Tel est le style lapidaire de ces vieilles dynasties asiatiques. Hérodote, dont les renseignements sur les points importants de l’histoire des Akhéménides sont confirmés d’une manière si remarquable par les inscriptions, a connu cette généalogie, dont les noms, adoucis par l’euphonisme grec, prennent chez lui les formes d’Hystaspès, Arsamès, Ariasamnès et Téispès.

La grande inscription trilingue est disposée en colonnes verticales au-dessous et sur les côtés des figures sculptées et de leurs légendes. Le texte perse, qui se compose de plus de quatre cents lignes, est au centre sur cinq colonnes ; la transcription médique est à gauche, sur trois colonnes, et la transcription babylonienne au-dessus.

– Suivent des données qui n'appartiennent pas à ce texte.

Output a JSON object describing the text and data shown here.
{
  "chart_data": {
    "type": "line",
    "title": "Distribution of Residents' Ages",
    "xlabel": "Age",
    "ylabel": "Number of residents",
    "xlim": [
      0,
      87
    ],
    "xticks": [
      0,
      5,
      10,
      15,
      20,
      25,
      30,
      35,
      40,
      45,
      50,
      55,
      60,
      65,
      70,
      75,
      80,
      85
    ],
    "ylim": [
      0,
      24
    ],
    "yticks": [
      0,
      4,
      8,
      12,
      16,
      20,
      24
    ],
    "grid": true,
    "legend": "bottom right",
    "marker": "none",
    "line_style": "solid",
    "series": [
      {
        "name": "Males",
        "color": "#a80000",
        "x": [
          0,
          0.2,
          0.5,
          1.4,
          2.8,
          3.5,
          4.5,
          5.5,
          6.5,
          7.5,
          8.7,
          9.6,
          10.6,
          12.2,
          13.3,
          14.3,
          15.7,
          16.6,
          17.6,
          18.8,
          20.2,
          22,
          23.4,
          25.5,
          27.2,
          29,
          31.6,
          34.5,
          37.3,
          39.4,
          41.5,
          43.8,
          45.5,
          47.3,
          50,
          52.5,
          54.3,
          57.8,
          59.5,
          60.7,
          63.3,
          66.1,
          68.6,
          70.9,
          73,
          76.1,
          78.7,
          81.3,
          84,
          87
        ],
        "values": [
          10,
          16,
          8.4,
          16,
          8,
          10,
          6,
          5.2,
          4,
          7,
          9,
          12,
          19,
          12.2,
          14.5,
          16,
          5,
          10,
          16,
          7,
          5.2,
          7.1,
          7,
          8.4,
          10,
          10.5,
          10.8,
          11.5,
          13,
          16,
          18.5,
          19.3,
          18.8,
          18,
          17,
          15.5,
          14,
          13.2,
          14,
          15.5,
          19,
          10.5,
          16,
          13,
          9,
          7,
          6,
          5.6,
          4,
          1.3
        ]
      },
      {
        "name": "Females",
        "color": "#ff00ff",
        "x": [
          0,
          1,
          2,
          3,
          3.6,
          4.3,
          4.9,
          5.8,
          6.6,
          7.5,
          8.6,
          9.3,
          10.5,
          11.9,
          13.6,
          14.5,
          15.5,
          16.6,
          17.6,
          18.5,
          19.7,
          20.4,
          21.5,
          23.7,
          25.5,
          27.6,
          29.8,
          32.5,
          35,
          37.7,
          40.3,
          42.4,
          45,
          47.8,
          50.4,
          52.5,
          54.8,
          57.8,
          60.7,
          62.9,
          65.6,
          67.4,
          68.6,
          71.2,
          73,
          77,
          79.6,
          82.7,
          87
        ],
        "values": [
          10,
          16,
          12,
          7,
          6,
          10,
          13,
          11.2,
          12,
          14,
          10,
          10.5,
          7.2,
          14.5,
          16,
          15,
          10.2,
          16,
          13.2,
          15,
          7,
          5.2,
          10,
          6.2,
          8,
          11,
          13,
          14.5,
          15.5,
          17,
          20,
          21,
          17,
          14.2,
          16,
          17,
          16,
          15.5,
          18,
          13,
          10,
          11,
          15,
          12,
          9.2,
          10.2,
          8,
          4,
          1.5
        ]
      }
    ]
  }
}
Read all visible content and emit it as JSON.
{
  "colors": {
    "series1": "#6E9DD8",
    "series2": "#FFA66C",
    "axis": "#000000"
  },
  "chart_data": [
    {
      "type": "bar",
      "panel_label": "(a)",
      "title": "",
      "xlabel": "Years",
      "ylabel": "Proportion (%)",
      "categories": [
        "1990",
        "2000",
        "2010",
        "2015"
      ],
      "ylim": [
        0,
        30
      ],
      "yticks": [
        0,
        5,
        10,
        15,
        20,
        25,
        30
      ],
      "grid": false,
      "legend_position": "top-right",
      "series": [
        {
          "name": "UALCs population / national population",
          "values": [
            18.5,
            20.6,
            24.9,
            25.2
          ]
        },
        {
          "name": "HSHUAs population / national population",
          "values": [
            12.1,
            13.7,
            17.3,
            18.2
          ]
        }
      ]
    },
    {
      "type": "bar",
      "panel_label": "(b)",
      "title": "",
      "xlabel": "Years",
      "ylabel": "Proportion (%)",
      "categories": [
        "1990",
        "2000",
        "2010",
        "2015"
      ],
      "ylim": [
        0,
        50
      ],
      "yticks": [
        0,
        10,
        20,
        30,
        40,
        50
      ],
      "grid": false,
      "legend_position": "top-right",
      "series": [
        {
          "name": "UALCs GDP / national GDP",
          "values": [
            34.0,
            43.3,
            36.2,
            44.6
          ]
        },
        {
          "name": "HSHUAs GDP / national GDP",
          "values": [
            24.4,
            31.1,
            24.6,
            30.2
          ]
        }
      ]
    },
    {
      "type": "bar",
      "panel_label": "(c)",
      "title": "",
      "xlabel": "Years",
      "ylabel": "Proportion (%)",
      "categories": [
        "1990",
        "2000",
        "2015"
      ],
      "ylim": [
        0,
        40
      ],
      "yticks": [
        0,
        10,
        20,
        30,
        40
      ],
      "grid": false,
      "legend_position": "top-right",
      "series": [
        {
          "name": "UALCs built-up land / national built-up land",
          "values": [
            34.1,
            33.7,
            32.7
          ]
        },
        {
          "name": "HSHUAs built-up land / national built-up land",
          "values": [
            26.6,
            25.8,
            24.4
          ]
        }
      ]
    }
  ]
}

Le monument de Bisoutoun, auquel les gens du pays rattachent des légendes fabuleuses, était connu depuis longtemps ; mais la difficulté d’approcher des sculptures et des inscriptions, à cause de la hauteur considérable ou elles sont placées, n’avait permis d’en prendre qu’une idée très-générale. Le colonel Rawlinson est le premier qui ait réussi, au moyen d’échafaudages dressés à grand’peine et à grands frais, à en relever une copie complète. C’est un service immense que lui doit la science. Le colonel a publié successivement les trois textes de l’inscription dans le Recueil de la Société asiatique de Londres, de 1846 à 1855. Le texte mède (ou regardé comme tel) de l’inscription permit d’aborder plus à fond qu’on n’avait pu le faire encore l’étude de l’écriture de la seconde espèce. Un archéologue anglais, M. Norris, qui commenta le texte donné par le colonel Rawlinson, fut conduit à une conclusion qui étonna les savants et souleva leur incrédulité, quoiqu’un orientaliste danois, le docteur Westergard, et, après lui, M. de Saulcy, l’eussent déjà entrevue et annoncée : c’est que la langue dans laquelle sont conçus les textes de la seconde espèce appartient non pas à la famille arienne ou indo-européenne (c’est tout un), comme le perse, mais aux langues du centre et du nord de l’Asie, que l’on qualifie tantôt de langues touraniennes, tantôt de langues altaïques, et dont le turkoman ou turc primitif est une des branches principales. Ce résultat, toutefois, très-singulier au premier abord, le devient beaucoup moins à la réflexion et quand on se rend compte des faits connus de l’ethnologie asiatique ; car on sait parfaitement qu’à toutes les époques de l’histoire les populations nomades de l’Asie centrale — les Scythes, comme disaient les anciens — ont jeté leurs tribus sur les contrées de l’Asie méridionale, tantôt par des courses passagères, d’autres fois pour y chercher des établissements fixes. Aujourd’hui encore, toute la population pastorale de la Perse (et le chiffre en est considérable) est turque, et très-probablement il en a été de même dans tous les temps. Il est donc tout simple que les rois akhéménides, voulant rendre leurs monuments intelligibles à toutes les populations de l’empire, aient fait graver une des colonnes de leurs inscriptions trilingues dans la langue des tribus qui occupaient une grande partie de la Médie et même de la Perse.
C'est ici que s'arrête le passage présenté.